We think about our decisions through that lens. The investments that we made in ZenBusiness Academy, for example, which is education, and the future investments that we’re making in both the platform and different ways of giving back and connecting with our customers, are all with that framework in mind. And they may not always have a profit motive associated with it.

There are so many great things that come from being a business that has made a decision to do that, [such as] the ability to attract employees who feel like they want to make a difference in the world. When scrutinized by discerning buyers, like millennial and Gen Z shoppers, who care about buying from companies that align with their values, then we have the opportunity to win—especially against some large corporation that doesn’t really seem to care about its customers.

To answer your question about a company that may be looking to identify and find purpose, I would say, honestly, it has to start at the top. There’s a great book called Conscious Capitalism, written by John Mackey. It talks about the stakeholder model and how it can help an executive who’s trying to wrap their arms around how to do more good in the world with their company and a framework for that.

CM: Last question: What excites you the most about the marketing industry right now?

RP: There’s so many, but this is a trend that’s been emerging and the impact of it is going to be very broad. And that’s the rise of streaming video. Linear TV has been on the decline, and it’s notoriously difficult to measure. It’s possible to measure it, but it involves a lot of sampling. Streaming video is an amazing ad unit because it’s full screen, you have the person’s attention because they’re waiting to watch the rest of their show, and it’s not skippable like linear TV. As a result, you have an opportunity to make an impact with your advertising, and you can do it in a visual and audio way.

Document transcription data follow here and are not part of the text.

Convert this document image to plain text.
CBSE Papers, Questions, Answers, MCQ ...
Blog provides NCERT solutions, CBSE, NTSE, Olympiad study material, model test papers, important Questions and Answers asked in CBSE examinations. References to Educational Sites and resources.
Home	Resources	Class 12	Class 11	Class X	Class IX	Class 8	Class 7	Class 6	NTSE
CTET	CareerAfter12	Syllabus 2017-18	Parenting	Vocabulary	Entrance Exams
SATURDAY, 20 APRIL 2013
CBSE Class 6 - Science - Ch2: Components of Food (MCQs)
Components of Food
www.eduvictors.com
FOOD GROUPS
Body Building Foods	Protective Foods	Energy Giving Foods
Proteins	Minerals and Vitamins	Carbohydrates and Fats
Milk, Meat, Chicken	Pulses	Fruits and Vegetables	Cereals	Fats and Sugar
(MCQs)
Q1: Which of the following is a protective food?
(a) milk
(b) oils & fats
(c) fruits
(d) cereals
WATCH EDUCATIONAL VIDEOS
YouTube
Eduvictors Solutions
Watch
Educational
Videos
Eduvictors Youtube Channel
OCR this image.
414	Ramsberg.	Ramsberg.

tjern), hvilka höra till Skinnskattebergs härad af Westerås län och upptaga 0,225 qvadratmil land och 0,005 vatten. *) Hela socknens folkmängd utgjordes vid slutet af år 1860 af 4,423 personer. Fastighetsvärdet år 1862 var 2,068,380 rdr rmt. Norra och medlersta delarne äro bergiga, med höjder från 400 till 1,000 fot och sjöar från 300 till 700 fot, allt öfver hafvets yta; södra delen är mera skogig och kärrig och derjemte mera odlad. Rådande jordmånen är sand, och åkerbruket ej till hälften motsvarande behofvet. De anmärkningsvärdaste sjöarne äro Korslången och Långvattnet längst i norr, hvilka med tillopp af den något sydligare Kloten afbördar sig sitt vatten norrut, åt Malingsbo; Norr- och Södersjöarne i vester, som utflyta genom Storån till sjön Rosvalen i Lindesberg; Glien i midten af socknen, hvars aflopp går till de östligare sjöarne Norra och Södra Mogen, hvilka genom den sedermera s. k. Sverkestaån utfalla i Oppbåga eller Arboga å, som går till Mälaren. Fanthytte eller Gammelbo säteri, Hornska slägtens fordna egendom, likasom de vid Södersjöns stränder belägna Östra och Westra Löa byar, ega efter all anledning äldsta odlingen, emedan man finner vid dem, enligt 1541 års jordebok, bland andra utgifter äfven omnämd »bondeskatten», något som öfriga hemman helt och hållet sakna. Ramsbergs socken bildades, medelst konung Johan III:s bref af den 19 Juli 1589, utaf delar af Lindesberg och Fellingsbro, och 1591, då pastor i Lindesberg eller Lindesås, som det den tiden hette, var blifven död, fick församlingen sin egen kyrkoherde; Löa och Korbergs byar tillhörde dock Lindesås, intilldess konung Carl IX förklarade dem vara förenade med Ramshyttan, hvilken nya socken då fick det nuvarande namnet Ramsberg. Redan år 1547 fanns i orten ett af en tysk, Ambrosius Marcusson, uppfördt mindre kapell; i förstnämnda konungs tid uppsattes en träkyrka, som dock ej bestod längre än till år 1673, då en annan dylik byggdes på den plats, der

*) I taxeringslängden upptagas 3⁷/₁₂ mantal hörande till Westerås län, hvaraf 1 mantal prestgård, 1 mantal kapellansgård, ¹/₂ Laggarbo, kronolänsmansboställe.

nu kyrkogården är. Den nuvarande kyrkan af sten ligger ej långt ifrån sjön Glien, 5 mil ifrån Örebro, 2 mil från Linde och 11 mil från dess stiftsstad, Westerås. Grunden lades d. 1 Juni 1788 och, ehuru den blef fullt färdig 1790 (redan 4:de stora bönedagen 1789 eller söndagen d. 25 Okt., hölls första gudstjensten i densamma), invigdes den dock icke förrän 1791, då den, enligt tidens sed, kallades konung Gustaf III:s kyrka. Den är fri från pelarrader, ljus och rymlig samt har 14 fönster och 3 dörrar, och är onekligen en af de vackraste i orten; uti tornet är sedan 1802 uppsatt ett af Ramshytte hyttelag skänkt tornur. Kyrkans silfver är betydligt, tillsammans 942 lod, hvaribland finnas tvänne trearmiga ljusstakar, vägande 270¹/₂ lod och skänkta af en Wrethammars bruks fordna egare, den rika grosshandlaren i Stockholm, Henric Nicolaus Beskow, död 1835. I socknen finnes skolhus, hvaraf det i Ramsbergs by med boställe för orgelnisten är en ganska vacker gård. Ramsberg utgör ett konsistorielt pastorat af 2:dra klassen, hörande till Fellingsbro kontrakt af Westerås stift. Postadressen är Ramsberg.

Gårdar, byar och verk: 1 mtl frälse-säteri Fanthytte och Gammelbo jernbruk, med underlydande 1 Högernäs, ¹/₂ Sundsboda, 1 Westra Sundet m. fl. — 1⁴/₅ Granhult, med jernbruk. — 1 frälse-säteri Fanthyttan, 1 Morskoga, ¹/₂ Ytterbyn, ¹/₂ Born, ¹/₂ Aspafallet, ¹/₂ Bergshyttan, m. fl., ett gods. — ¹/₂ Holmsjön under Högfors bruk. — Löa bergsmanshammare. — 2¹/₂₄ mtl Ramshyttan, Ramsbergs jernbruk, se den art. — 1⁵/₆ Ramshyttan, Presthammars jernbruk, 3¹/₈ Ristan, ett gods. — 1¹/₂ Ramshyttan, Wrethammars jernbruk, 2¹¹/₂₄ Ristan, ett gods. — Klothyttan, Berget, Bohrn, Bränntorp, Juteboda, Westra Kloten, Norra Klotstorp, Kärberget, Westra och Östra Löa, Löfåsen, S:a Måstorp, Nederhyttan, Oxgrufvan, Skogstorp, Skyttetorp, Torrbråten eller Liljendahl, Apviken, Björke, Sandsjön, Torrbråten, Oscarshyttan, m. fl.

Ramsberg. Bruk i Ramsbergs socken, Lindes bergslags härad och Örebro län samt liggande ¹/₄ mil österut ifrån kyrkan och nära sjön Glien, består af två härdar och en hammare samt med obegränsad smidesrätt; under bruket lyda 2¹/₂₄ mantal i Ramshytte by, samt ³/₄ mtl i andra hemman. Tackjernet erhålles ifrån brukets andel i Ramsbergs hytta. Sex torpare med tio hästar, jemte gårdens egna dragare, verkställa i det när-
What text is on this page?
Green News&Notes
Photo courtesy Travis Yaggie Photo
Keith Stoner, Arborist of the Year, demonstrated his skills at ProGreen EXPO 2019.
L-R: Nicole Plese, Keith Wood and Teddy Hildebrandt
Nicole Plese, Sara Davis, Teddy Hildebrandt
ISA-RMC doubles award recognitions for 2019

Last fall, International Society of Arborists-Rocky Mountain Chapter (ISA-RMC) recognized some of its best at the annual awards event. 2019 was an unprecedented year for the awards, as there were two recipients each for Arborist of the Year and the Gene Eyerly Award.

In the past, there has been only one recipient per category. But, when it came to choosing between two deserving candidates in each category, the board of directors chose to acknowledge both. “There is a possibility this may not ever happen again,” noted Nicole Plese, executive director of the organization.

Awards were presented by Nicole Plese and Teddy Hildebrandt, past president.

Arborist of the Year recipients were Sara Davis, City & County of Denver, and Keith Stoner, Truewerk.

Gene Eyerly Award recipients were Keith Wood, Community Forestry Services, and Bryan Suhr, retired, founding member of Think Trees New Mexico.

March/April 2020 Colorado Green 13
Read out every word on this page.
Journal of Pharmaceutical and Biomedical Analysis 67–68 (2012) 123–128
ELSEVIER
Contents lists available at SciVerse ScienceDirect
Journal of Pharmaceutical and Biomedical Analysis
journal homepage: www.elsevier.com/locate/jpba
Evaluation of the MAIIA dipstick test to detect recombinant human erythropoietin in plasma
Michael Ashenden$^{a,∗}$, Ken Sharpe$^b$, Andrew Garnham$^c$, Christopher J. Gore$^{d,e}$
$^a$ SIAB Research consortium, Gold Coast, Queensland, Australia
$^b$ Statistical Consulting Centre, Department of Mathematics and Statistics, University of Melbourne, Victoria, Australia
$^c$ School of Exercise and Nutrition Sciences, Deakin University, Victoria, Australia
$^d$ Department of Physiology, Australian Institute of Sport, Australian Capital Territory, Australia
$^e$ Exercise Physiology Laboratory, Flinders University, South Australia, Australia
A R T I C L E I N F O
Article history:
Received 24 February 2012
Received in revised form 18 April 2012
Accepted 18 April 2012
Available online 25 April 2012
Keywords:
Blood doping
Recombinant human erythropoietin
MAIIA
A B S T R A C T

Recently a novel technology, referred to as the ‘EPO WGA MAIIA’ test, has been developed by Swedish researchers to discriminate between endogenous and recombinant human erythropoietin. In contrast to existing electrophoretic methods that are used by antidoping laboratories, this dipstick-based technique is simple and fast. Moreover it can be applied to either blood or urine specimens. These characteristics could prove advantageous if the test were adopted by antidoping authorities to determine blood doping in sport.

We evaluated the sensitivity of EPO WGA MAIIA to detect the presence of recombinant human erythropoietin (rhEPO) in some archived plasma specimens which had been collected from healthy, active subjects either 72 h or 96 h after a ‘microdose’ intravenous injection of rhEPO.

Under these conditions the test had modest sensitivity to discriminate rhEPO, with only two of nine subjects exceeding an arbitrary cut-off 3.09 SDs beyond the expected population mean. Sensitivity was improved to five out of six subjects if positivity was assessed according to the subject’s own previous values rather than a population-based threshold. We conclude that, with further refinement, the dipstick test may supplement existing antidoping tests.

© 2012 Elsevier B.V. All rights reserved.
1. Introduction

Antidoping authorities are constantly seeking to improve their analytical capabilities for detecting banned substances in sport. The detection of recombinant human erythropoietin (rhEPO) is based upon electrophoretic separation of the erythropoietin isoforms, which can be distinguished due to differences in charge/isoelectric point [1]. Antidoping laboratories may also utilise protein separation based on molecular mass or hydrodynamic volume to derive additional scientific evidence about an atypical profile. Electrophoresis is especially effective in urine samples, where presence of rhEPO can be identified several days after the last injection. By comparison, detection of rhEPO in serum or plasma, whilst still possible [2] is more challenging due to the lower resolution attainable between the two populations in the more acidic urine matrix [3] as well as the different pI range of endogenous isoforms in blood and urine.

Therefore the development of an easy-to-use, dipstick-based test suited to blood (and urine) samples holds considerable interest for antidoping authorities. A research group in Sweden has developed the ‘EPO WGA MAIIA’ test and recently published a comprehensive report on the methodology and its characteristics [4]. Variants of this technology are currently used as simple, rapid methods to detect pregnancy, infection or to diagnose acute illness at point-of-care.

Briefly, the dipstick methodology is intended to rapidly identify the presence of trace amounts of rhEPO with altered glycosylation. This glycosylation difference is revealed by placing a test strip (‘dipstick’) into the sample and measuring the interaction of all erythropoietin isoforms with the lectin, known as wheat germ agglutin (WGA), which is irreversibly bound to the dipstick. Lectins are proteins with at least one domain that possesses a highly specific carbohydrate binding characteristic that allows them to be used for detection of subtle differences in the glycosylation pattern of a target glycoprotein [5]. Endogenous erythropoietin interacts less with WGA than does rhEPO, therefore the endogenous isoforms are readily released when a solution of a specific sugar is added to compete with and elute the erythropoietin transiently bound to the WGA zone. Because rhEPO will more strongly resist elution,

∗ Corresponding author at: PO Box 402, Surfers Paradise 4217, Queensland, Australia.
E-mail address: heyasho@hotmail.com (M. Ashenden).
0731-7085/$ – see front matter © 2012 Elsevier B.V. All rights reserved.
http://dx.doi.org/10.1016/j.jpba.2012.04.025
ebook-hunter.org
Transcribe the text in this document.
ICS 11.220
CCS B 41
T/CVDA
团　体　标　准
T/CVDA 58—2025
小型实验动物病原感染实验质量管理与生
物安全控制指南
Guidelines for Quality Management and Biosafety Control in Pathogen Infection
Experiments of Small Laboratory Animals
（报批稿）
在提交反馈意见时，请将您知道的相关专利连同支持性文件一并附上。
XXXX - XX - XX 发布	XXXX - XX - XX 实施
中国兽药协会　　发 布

Furthermore, it’s addressable, meaning I can target specific people. If you’re watching a show, you might see a different ad than another person watching the same show. As a marketer, I have so much flexibility around showing my advertisement to the right person in the right context, in an ad unit that is immersive. And it’s growing like crazy, because people are cutting cords and moving over to app-based streaming. That’s a trend that is going to continue. I’m seeing it become an important part of a marketer’s media mix.